The regions are identified by taking a threshold based on the choice of overhang angle using the BlockSupportGenerator.gradThreshold.

def gradThreshold()
    return 5.0 * np.tan(np.deg2rad(overhangAngle)) * rayProjectionDistance

# Calculate the gradient of the ray-projected height map for the support region
vx, vy = np.gradient(heightMap)
grads = np.sqrt(vx ** 2 + vy ** 2)

# A blur is used to smooth the boundaries
grads = scipy.ndimage.filters.gaussian_filter(grads, sigma=BlockSupportGenerator._gausian_blur_sigma)

Find the outlines of any regions of the height map which deviate significantly
outlines = find_contours(grads, self.gradThreshold(self.rayProjectionResolution, self.overhangAngle),
                            mask=heightMap > 2)

# Transform the outlines from image to global coordinates system
outlinesTrans = []
for outline in outlines:
    outlinesTrans.append(outline * self.rayProjectionResolution + bbox[0, :2])

Once the outlines are obtained. The boundaries are created into polygons, offset, optionally smoothed and then translated into triangular meshes using triangulate_polygon. Care must be taken when using spline-fitting to smooth the boundary as this can result in profiles not conforming to the original overhang region. The triangulation procedure internally can use either the earbox-cut algorithm or constrained Delaunay via the Triangle Library. The points of the polygon mesh are projected upwards and downwards on a subset of the previous intersected mesh to located the approximate volume before performing the final boolean operation.
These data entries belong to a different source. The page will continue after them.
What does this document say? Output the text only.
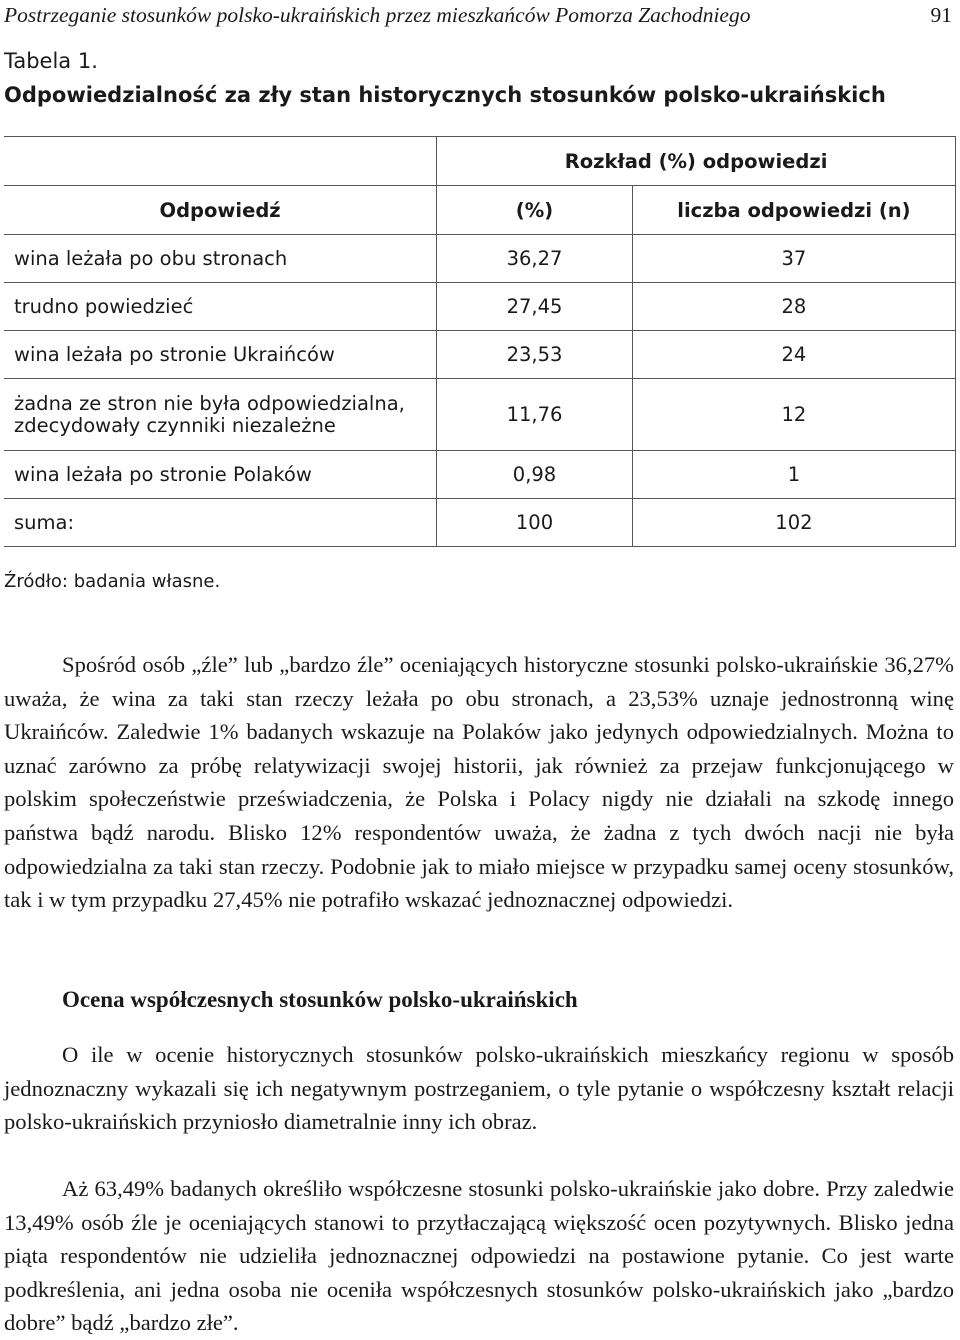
Postrzeganie stosunków polsko-ukraińskich przez mieszkańców Pomorza Zachodniego	91
Tabela 1.
Odpowiedzialność za zły stan historycznych stosunków polsko-ukraińskich
	Rozkład (%) odpowiedzi	
Odpowiedź	(%)	liczba odpowiedzi (n)
wina leżała po obu stronach	36,27	37
trudno powiedzieć	27,45	28
wina leżała po stronie Ukraińców	23,53	24
żadna ze stron nie była odpowiedzialna,
zdecydowały czynniki niezależne	11,76	12
wina leżała po stronie Polaków	0,98	1
suma:	100	102
Źródło: badania własne.

Spośród osób „źle” lub „bardzo źle” oceniających historyczne stosunki polsko-ukraińskie 36,27% uważa, że wina za taki stan rzeczy leżała po obu stronach, a 23,53% uznaje jednostronną winę Ukraińców. Zaledwie 1% badanych wskazuje na Polaków jako jedynych odpowiedzialnych. Można to uznać zarówno za próbę relatywizacji swojej historii, jak również za przejaw funkcjonującego w polskim społeczeństwie przeświadczenia, że Polska i Polacy nigdy nie działali na szkodę innego państwa bądź narodu. Blisko 12% respondentów uważa, że żadna z tych dwóch nacji nie była odpowiedzialna za taki stan rzeczy. Podobnie jak to miało miejsce w przypadku samej oceny stosunków, tak i w tym przypadku 27,45% nie potrafiło wskazać jednoznacznej odpowiedzi.

Ocena współczesnych stosunków polsko-ukraińskich

O ile w ocenie historycznych stosunków polsko-ukraińskich mieszkańcy regionu w sposób jednoznaczny wykazali się ich negatywnym postrzeganiem, o tyle pytanie o współczesny kształt relacji polsko-ukraińskich przyniosło diametralnie inny ich obraz.

Aż 63,49% badanych określiło współczesne stosunki polsko-ukraińskie jako dobre. Przy zaledwie 13,49% osób źle je oceniających stanowi to przytłaczającą większość ocen pozytywnych. Blisko jedna piąta respondentów nie udzieliła jednoznacznej odpowiedzi na postawione pytanie. Co jest warte podkreślenia, ani jedna osoba nie oceniła współczesnych stosunków polsko-ukraińskich jako „bardzo dobre” bądź „bardzo złe”.
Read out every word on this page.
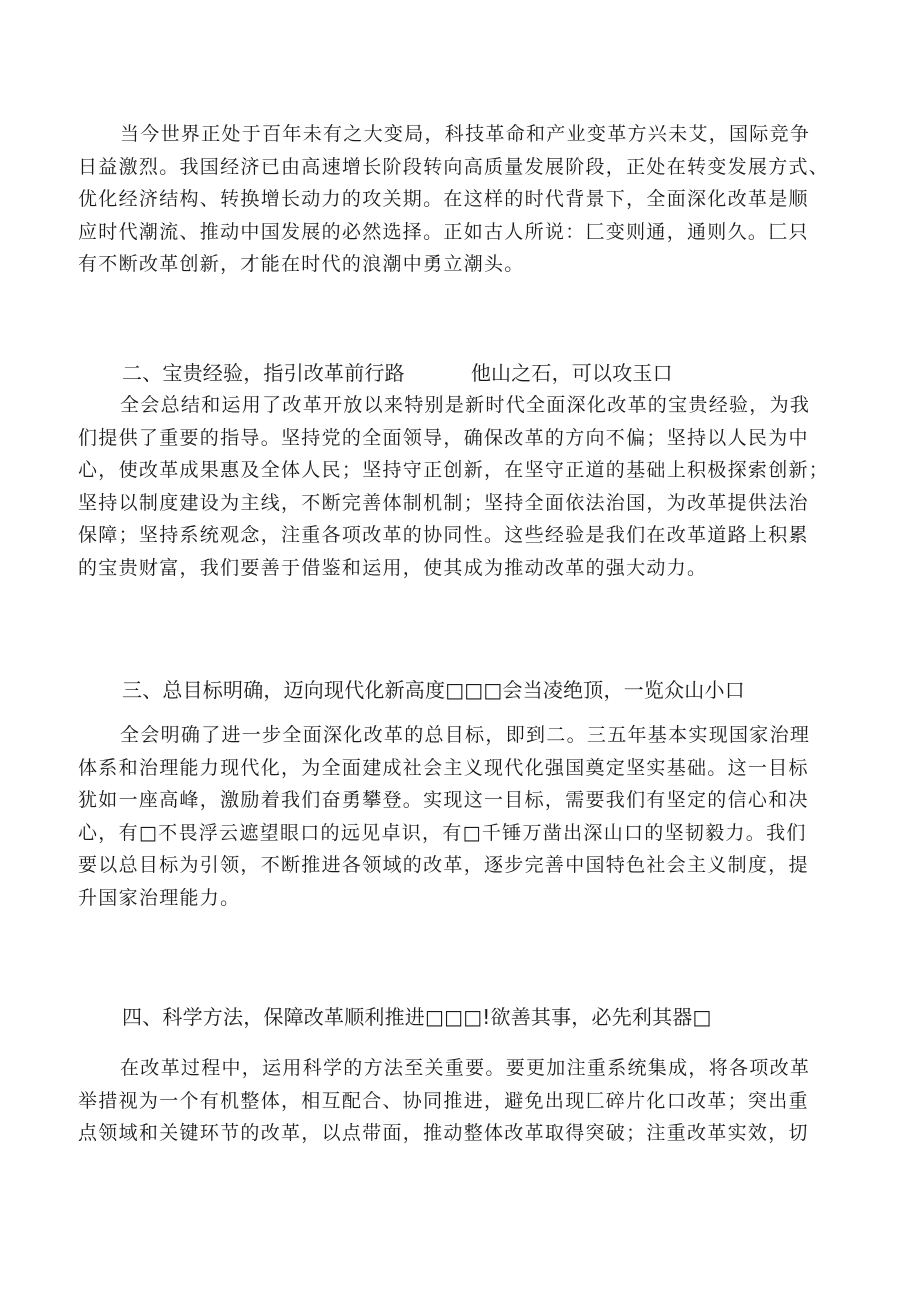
当今世界正处于百年未有之大变局，科技革命和产业变革方兴未艾，国际竞争
日益激烈。我国经济已由高速增长阶段转向高质量发展阶段，正处在转变发展方式、
优化经济结构、转换增长动力的攻关期。在这样的时代背景下，全面深化改革是顺
应时代潮流、推动中国发展的必然选择。正如古人所说：匚变则通，通则久。匚只
有不断改革创新，才能在时代的浪潮中勇立潮头。
二、宝贵经验，指引改革前行路	他山之石，可以攻玉口
全会总结和运用了改革开放以来特别是新时代全面深化改革的宝贵经验，为我
们提供了重要的指导。坚持党的全面领导，确保改革的方向不偏；坚持以人民为中
心，使改革成果惠及全体人民；坚持守正创新，在坚守正道的基础上积极探索创新；
坚持以制度建设为主线，不断完善体制机制；坚持全面依法治国，为改革提供法治
保障；坚持系统观念，注重各项改革的协同性。这些经验是我们在改革道路上积累
的宝贵财富，我们要善于借鉴和运用，使其成为推动改革的强大动力。
三、总目标明确，迈向现代化新高度□□□会当凌绝顶，一览众山小口
全会明确了进一步全面深化改革的总目标，即到二。三五年基本实现国家治理
体系和治理能力现代化，为全面建成社会主义现代化强国奠定坚实基础。这一目标
犹如一座高峰，激励着我们奋勇攀登。实现这一目标，需要我们有坚定的信心和决
心，有□不畏浮云遮望眼口的远见卓识，有□千锤万凿出深山口的坚韧毅力。我们
要以总目标为引领，不断推进各领域的改革，逐步完善中国特色社会主义制度，提
升国家治理能力。
四、科学方法，保障改革顺利推进□□□!欲善其事，必先利其器□
在改革过程中，运用科学的方法至关重要。要更加注重系统集成，将各项改革
举措视为一个有机整体，相互配合、协同推进，避免出现匚碎片化口改革；突出重
点领域和关键环节的改革，以点带面，推动整体改革取得突破；注重改革实效，切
# Create the outline and simplify the polygon using spline fitting (via Scipy)
mergedPoly = trimesh.load_path(outline)

# Simplification and smoothing of the boundary is perform to provide smoother boundaries for generating a truss structure later.
mergedPoly = mergedPoly.simplify_spline(self._splineSimplificationFactor)

outPolygons = mergedPoly.polygons_full

Triangulate the polygon into a planar mesh
poly_tri = trimesh.creation.triangulate_polygon(bufferPoly, triangle_args='pa{:.3f}'.format(self.triangulationSpacing))

# Use a ray projection method onto the original geometry to identify upper and lower boundaries

coords = np.insert(poly_tri[0], 2, values=-1e-7, axis=1)
ray_dir = np.repeat([[0., 0., 1.]], coords.shape[0], axis=0)

# Find the first location of any triangles which intersect with the part
hitLoc, index_ray, index_tri = subregion.ray.intersects_location(ray_origins=coords,

The same process is repeated, and an extruded prism is generated based on the ray-projection regions. Simplification of the interior triangulation is done in order to minimise the time to perform the intersection.

PySLM: 3D Printing. DMLS. Selective Laser Melting. Projection Mesh for Support Structure
The prismatic mesh extruded based on the ray-projection distances obtained.
PySLM: 3D Printing. DMLS. Selective Laser Melting. Projection Mesh for Support Structure
The prismatic mesh extruded based on the ray-projection distances obtained.

Finally, to obtain the ‘exact’ conforming intersected mesh, once again this is intersected with the previous mesh to obtain the final support volume region conforming to the original geometry.

As it can be observed, there are many steps to obtain the exactly conforming support volume with the original mesh. For the majority of most geometries that would be printed, this method is adequate, although not full-proof. There are a few cases where this algorithm will fail due to the use of a ray projection algorithm and relying on line-of-sight. For example, a continuous spiral or 3D helix structure with large connected surfaces will not be identifiable from the support generation algorithm. Without developing a specific mesh intersection library, it is difficult to identify alternative ways around this. Admittedly this is beyond my ability.